A computational modeling language for complex laboratory experiments

Abstract BioScape P , a probabilistic version of BioScape, is a new modeling language for a state-dependent stochastic simulation of parallel processes in three dimensional space. Normally a modeling language describes an initial concentration of entities after which all changes are driven by the simulation of reactions. We instead design conditional simulation commands which depend on a global state. Our contribution is a new command in the form when R run A 1 ⋯ A n , which will cause A 1 ⋯ A n entities to be added to the system when property R in the context of a global state is satisfied. Commands and reactions are further equipped with user-defined update functions to produce side effects on the global state. The global state for simulation is defined to include at least a simulation clock to enable time dependent computation. BioScape P matches the realistic nature of experimentation, by defining uncertainty from two sources: stochastic movement generating reactions on proximity, and probabilistic choice, where an entity has the ability to be involved in more than one reaction.
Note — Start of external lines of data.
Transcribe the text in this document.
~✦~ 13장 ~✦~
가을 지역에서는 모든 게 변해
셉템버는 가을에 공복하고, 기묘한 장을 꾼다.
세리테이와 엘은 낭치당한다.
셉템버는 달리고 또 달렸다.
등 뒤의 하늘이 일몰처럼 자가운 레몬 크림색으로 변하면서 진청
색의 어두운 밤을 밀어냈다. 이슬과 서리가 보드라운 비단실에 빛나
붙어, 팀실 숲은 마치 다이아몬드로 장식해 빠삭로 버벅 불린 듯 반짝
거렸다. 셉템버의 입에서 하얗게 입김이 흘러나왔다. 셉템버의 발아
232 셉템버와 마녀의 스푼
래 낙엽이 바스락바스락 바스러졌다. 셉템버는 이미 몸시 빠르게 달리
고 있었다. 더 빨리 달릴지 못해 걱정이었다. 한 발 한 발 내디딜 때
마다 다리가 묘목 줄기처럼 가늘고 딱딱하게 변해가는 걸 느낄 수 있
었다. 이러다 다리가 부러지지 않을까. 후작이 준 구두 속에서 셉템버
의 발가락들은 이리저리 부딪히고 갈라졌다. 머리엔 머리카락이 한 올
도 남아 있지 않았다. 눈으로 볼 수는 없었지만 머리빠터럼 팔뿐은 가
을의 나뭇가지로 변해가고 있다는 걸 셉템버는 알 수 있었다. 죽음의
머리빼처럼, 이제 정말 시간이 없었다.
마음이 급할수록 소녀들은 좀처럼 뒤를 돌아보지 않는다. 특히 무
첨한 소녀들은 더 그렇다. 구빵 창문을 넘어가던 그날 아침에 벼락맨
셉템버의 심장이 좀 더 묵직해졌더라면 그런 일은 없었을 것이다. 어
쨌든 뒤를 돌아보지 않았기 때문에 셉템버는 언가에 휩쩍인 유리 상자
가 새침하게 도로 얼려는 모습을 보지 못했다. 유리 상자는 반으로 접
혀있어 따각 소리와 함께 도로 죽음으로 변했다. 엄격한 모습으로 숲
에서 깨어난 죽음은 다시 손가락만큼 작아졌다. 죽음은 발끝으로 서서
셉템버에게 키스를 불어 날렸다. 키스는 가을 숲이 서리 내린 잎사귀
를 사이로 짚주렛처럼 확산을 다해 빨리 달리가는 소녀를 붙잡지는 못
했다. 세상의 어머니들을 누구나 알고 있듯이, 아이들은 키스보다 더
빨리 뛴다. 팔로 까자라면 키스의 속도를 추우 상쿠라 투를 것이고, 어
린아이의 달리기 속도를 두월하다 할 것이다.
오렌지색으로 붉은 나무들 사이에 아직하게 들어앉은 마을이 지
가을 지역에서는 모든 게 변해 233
To capture the richer notion of state dependent conditional commands, which need to be evaluated periodically, we must define a system of multi-level semantics consisting of two layers: World Level Semantics and Individual Level Semantics. Both levels take turns to evaluate their respective domains. The World Level Semantics evaluates the aforementioned when-run conditional commands, while the Individual Level Semantics simulates reactions, entity movement, and maintains the simulation clock and timed entities.